Daarnaast doet zich in casu de bijzonderheid voor dat naast de aanwijsbare feitelijke gedraging – het in feite gerealiseerde contact over en weer tussen eindgebruikers – er op het terrein waar verweerder regels wil stellen – het vaststellen van tarieven en de betaling ervan – juist sprake is van een (in rechte aanwijsbare) verbintenis, te weten het op grond van de overeenkomst tussen verzoekster en KPN Telecom B.V. betalen door laatstgenoemde B.V. van de aan haar door verzoekster gezonden facturen. Met andere woorden niet alleen bestaat er geen overeenkomst tussen verzoekster en KPN én geen rechtstreekse betalingsverbintenis, ook is er geen rechtstreekse feitelijke betalingshandeling tussen hen. Dat KPN Telecom B.V. er vervolgens voor gekozen heeft het tarief van verzoekster zonder meer aan KPN door te berekenen, is iets waar verzoekster op zich buiten staat.

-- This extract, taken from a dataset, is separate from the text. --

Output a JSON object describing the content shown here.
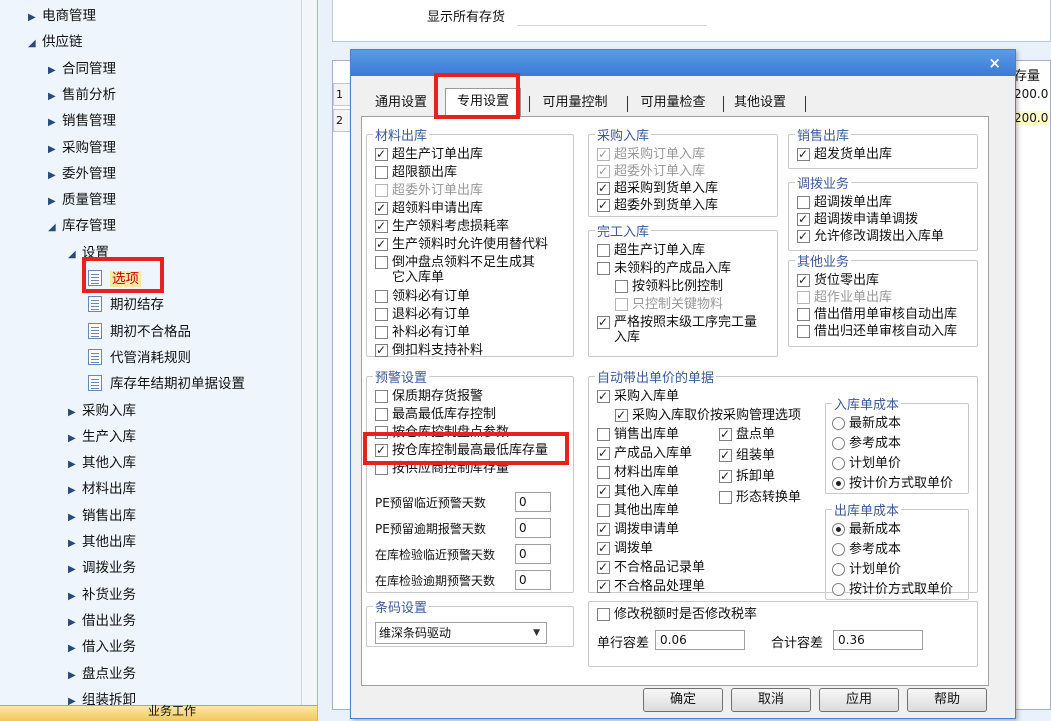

Het onder deze omstandigheden aannemen van een “impliciete overeenkomst” vereist meer onderbouwing dan op dit moment voorhanden is. De voorzieningenrechter acht de stelling van verweerder op dit punt dan ook onvoldoende draagkrachtig gemotiveerd.
De situatie ligt anders ten aanzien van de door verweerder gestelde op artikel 6.3, eerste lid, van de Tw gebaseerde bevoegdheid: er is sprake van een briefwisseling tussen verzoekster en KPN die als (begin van) onderhandeling valt te duiden en de brief van 12 juni 2001 van KPN is te zien als een aanvraag bedoeld in het eerste lid van artikel 6.3 van de Tw in verband met het niet tot stand komen van een overeenkomst.
Hier doet zich echter het probleem voor dat het niet gaat om directe interconnectie waarop – naar tussen partijen niet in geschil is – artikel 6.3, eerste lid, van de Tw primair het oog heeft, maar om een andere vorm van interconnectie. Daarvoor kan krachtens artikel 6.1., derde lid, van de Tw ontheffing worden verleend.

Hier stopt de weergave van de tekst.